Ce désert est l’endroit idéal pour un baptême du feu et pour commencer l’éducation du peuple mais au lieu d’en ressortir tout de blanc vêtus, ils sentent le fumier.

« Les Israélites campèrent à Élim où il y avait douze sources d’eau et soixante-dix palmiers (Exode 15.27). Ils quittèrent Élim et arrivèrent au désert de Sin. Là, ils se plaignirent, disant :  Pourquoi l’Éternel ne nous a-t-il pas fait mourir en Égypte où nous mangions à satiété, car vous nous avez amenés dans ce désert pour nous y faire mourir de faim » (Exode 16.1-3).
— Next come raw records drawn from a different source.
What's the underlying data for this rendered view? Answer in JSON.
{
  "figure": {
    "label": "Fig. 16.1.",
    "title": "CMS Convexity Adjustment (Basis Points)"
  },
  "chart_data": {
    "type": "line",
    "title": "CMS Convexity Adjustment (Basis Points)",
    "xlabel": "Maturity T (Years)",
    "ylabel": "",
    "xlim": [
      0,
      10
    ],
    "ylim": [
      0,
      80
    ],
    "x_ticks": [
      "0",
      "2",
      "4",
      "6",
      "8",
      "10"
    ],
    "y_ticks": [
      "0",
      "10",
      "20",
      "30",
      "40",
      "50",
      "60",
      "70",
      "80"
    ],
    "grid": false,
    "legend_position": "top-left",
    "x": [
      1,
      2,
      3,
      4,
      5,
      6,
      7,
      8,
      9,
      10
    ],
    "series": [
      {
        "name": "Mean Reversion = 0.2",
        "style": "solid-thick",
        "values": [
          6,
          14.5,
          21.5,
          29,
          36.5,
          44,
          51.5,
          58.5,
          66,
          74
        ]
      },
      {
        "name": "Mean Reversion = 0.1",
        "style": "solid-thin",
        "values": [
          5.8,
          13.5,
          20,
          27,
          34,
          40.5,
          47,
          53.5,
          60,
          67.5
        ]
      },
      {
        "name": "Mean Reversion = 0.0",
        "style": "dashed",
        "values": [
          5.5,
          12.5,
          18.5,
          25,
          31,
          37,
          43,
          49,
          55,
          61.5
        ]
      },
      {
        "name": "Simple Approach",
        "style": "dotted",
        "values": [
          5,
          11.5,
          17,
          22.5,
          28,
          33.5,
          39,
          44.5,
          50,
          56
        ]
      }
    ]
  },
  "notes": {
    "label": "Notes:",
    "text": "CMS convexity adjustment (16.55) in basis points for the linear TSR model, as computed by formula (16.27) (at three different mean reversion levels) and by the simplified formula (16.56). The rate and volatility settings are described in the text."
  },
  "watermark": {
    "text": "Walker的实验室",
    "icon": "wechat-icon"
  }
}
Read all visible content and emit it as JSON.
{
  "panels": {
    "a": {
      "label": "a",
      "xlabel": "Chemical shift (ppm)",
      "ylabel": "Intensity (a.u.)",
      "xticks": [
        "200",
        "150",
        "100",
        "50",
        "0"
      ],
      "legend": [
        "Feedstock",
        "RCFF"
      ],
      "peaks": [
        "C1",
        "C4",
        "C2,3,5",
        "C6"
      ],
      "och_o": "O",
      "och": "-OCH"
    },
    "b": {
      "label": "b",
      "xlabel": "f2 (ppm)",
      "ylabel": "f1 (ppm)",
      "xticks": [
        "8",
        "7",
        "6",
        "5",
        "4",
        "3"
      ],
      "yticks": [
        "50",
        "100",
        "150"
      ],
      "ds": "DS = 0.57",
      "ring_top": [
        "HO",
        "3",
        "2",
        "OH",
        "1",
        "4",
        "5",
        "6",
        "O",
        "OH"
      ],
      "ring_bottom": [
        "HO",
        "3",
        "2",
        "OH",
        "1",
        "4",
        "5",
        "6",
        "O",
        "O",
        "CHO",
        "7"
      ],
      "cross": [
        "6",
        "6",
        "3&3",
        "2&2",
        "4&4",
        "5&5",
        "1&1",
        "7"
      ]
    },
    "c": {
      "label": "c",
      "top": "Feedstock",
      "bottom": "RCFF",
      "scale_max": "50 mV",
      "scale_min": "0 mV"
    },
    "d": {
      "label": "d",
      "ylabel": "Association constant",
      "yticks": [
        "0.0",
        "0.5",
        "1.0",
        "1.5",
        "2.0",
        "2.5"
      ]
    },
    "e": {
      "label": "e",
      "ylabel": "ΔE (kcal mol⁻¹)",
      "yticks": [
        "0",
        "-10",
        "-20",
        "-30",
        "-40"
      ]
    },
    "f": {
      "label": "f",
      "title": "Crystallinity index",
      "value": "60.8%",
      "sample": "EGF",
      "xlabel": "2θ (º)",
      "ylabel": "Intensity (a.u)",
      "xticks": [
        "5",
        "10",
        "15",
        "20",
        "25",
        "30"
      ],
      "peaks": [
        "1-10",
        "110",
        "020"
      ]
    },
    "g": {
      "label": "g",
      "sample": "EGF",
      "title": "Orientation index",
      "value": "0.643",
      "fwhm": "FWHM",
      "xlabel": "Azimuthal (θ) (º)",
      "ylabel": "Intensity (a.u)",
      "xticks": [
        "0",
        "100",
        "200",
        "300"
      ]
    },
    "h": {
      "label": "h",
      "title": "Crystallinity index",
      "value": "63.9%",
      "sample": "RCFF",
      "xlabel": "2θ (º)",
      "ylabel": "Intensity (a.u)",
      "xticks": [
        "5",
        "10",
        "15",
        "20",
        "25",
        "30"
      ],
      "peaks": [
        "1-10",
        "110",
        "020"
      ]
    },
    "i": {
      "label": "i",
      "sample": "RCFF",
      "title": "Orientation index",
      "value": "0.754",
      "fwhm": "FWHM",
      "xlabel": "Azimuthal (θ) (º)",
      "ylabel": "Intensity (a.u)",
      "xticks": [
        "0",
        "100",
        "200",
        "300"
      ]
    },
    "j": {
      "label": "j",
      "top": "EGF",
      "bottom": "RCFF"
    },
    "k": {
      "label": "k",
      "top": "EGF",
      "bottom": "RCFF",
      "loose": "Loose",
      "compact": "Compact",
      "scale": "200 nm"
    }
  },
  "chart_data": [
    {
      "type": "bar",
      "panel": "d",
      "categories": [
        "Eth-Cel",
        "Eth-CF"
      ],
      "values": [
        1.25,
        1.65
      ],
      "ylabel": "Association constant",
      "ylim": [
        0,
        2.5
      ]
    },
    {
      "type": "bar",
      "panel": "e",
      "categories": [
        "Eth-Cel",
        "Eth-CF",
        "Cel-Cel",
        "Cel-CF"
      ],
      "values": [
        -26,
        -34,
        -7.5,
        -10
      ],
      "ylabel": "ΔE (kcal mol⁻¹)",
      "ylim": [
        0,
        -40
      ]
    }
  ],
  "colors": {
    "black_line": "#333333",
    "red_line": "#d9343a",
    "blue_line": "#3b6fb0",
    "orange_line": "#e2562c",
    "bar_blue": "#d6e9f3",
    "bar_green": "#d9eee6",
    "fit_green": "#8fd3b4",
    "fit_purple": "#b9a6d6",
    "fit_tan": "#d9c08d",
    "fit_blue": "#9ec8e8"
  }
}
Cela fait bien deux mois que les Hébreux ont quitté l’Égypte et les voilà qui entonnent le chant du désespoir, leur hymne favori. La première fois, c’était face à la mer rouge avec le pharaon sur leurs talons. Ensuite, ils ont pleuré à chaudes larmes à Mara parce que l’eau était imbuvable. Maintenant dans le désert de Sin, ils entonnent la complainte du désert pour la troisième fois mais ils y vont un peu fort en accusant l’Éternel, Moïse et Aaron d’avoir comploté leur mort. A les entendre on croirait qu’ils ont quitté un hôtel cinq étoiles. Décidément, ce peuple est un gros boulet au pied de Moïse…

« L’Éternel dit à Moïse : Je vais faire pleuvoir du pain ; le peuple ramassera chaque jour la ration nécessaire et je le mettrai à l’épreuve pour voir s’il se conforme à mes instructions » (Exode 16.4).

Ce pain est la manne, un mot qui signifie : « Qu’est-ce que c’est ? ».